DONOVAN live in Manchester



SEASONS OF DONOVAN 

DONOVAN 
at ‘The Bridgewater Hall’, Manchester 

‘Of all the Pop and Rock Stars of the 1960’s, I was the first to be busted’ Donovan confides tonight. Telling how, one 4am ‘on a cold London dawn’ they came to raid a naked and ‘skinny little me’, wrecking his Beatnik pad in their search for two-ounces of grass, before the arresting officer takes him aside… and asks for his autograph. ‘Everybody knew me that day’ he adds wryly, as the story hits the press. George Harrison phones supportively, suggesting he can make much money from this uninvited notoriety. Instead, Donovan flees London for the remote calm of Scotland where he writes the hauntingly beautiful “Isle Of Islay” about feeling ‘like a seed on your land’, as if ‘a tide left me here’. 

All the elements of the Donovan mythology come together in this story.
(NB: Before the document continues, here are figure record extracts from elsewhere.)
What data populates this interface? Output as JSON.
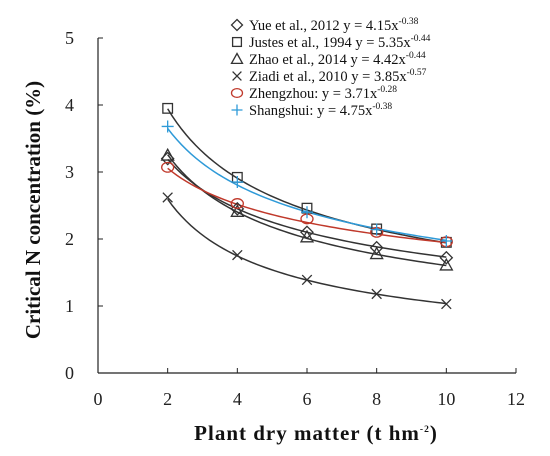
{
  "chart_data": {
    "type": "scatter",
    "xlabel": "Plant dry matter (t hm",
    "xlabel_sup": "-2",
    "xlabel_end": ")",
    "ylabel": "Critical N concentration (%)",
    "xlim": [
      0,
      12
    ],
    "ylim": [
      0,
      5
    ],
    "x_ticks": [
      "0",
      "2",
      "4",
      "6",
      "8",
      "10",
      "12"
    ],
    "y_ticks": [
      "0",
      "1",
      "2",
      "3",
      "4",
      "5"
    ],
    "x": [
      2,
      4,
      6,
      8,
      10
    ],
    "series": [
      {
        "name": "Yue et al., 2012",
        "equation": "y = 4.15x",
        "exponent": "-0.38",
        "a": 4.15,
        "b": -0.38,
        "marker": "diamond",
        "color": "#333333",
        "label_color": "#111111",
        "points": [
          3.2,
          2.45,
          2.1,
          1.87,
          1.72
        ]
      },
      {
        "name": "Justes et al., 1994",
        "equation": "y = 5.35x",
        "exponent": "-0.44",
        "a": 5.35,
        "b": -0.44,
        "marker": "square",
        "color": "#333333",
        "label_color": "#111111",
        "points": [
          3.95,
          2.92,
          2.46,
          2.15,
          1.95
        ]
      },
      {
        "name": "Zhao et al., 2014",
        "equation": "y = 4.42x",
        "exponent": "-0.44",
        "a": 4.42,
        "b": -0.44,
        "marker": "triangle",
        "color": "#333333",
        "label_color": "#111111",
        "points": [
          3.25,
          2.41,
          2.03,
          1.78,
          1.61
        ]
      },
      {
        "name": "Ziadi et al., 2010",
        "equation": "y = 3.85x",
        "exponent": "-0.57",
        "a": 3.85,
        "b": -0.57,
        "marker": "x",
        "color": "#333333",
        "label_color": "#111111",
        "points": [
          2.62,
          1.76,
          1.39,
          1.18,
          1.03
        ]
      },
      {
        "name": "Zhengzhou:",
        "equation": "y = 3.71x",
        "exponent": "-0.28",
        "a": 3.71,
        "b": -0.28,
        "marker": "circle",
        "color": "#c0392b",
        "label_color": "#c0392b",
        "points": [
          3.07,
          2.53,
          2.3,
          2.1,
          1.96
        ]
      },
      {
        "name": "Shangshui:",
        "equation": "y = 4.75x",
        "exponent": "-0.38",
        "a": 4.75,
        "b": -0.38,
        "marker": "plus",
        "color": "#2e9ad8",
        "label_color": "#2e9ad8",
        "points": [
          3.68,
          2.85,
          2.4,
          2.14,
          1.97
        ]
      }
    ],
    "grid": false,
    "legend": "top-right"
  }
}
The magic decade. Few of the songs tonight will date from outside of it, although he updates the Vietnam references in “To Susan On The West Coast Waiting” to include Afghanistan and the Gulf. Same situation, new wars. Name-dropping the Beatles too. And why not? He was there. He tells of being in India with four Beatles, one Beach-Boy, and Mia Farrow, of John Lennon patting the Maharishi’s head saying ‘there’s a good Guru’. And later that night, sitting on the bungalow roof with their guitars, George leans over and suggests ‘I could write a verse for that…’, the song that becomes “Hurdy Gurdy Man”. Of course, back then, singles don’t extend beyond 2:57mins, and Jimmy Page’s incandescent guitar leaves no space for it, but he sings George’s verse tonight (‘when the truth gets buried deep, beneath a thousand years of sleep…’). These stories are true. Flower-Power photographs record it all.
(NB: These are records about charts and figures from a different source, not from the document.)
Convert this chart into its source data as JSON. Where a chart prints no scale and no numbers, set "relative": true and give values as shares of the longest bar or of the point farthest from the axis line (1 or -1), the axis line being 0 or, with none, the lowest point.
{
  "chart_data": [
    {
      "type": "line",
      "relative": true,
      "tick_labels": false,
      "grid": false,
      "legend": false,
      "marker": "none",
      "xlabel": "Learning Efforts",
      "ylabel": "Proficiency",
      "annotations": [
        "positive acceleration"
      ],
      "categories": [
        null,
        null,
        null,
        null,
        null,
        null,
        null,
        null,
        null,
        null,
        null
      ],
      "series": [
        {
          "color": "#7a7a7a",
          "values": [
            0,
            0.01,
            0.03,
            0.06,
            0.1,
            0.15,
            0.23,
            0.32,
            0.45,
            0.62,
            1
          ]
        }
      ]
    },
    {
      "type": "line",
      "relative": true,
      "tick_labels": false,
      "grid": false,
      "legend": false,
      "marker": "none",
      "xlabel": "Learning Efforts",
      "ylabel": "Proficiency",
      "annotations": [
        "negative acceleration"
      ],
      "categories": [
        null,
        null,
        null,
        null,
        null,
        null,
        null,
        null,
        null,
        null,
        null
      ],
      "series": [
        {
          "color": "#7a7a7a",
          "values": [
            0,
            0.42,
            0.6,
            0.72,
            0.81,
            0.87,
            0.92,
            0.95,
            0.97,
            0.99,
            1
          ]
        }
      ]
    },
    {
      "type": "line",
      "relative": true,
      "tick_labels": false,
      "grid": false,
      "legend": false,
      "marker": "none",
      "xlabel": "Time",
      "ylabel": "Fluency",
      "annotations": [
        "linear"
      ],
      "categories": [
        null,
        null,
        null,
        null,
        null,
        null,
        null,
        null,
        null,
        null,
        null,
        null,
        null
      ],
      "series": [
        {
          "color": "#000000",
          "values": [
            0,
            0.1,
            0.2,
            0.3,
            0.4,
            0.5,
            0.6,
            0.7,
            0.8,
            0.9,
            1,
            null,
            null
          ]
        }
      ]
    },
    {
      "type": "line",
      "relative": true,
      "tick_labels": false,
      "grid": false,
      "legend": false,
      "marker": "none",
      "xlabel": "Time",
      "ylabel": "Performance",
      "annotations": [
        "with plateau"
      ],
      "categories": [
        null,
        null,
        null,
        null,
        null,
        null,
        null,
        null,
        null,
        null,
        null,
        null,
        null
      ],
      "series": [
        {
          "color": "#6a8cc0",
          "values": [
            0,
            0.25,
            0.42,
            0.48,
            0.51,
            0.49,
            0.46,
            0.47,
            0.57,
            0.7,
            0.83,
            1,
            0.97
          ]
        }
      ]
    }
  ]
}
Now, Donovan Leitch, with only two guitar’s, harmonica and kazoo, relives them with “Catch The Wind” and “Colours”, then sits cross-legged on a (mock)-tiger skin between sprays of Michaelmas Daisies, to do “Jennifer Juniper” and “Guinevere”. Songs rich with rural idyll, the bejewelled weave of Celtic myth, Gipsy minstrel wanderings, the escape to simplicity, seagulls, and the ragged tousle-haired bohemia that his songs so uniquely inhabit. These few concerts landmark 1964, across forty years of time – in fact a CD of ’64 demos predating his first official recordings, are on sale in the theatre foyer. Those are years, and these are songs worth celebrating. 
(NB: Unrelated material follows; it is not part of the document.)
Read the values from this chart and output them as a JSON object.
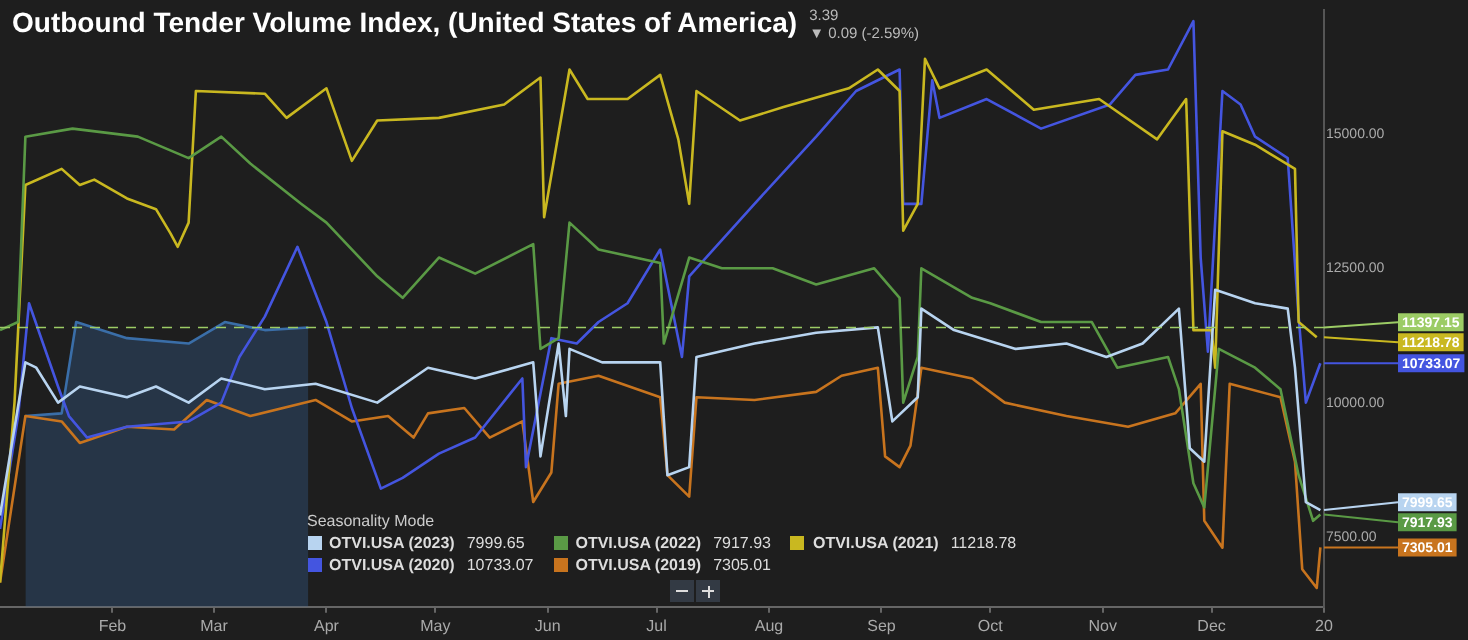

But whereas Dylan purposefully confounds audience expectations, Donovan delivers exactly what you expect. You suspect that when he urges you to sing along with “Sunshine Superman”, then gets the words wrong, it’s more due to memory-glitch than any conscious awkwardness. Yet unlike other, perhaps more cultishly celebrated icons, those who romantically suicided or chemically frazzled their brain-cells to psychedelic mush, he’s in intimidatingly rude health, here in his mauve blouse-top, black pants and waistcoat. The silver pipes of a huge concert-organ rearing behind the curtain backdrop as he relates how Irish Druids used guile to outwit marauding Vikings, then introduces a guitar he had made in the exact Celtic green, rowanberry red and lapis blue of the ‘Book of Kells’ which he’d seen in Trinity College, Dublin. So that when he first took possession of ‘Kelly’ ‘it would only play Irish tunes’. He wrote his most recent song, “The Promise,” to beguile it into his own spell. It stands up well, yet he hurriedly retreats back into the sixties to encore with a shimmering “Atlantis”, “Season Of The Witch”, and “There Is A Mountain”.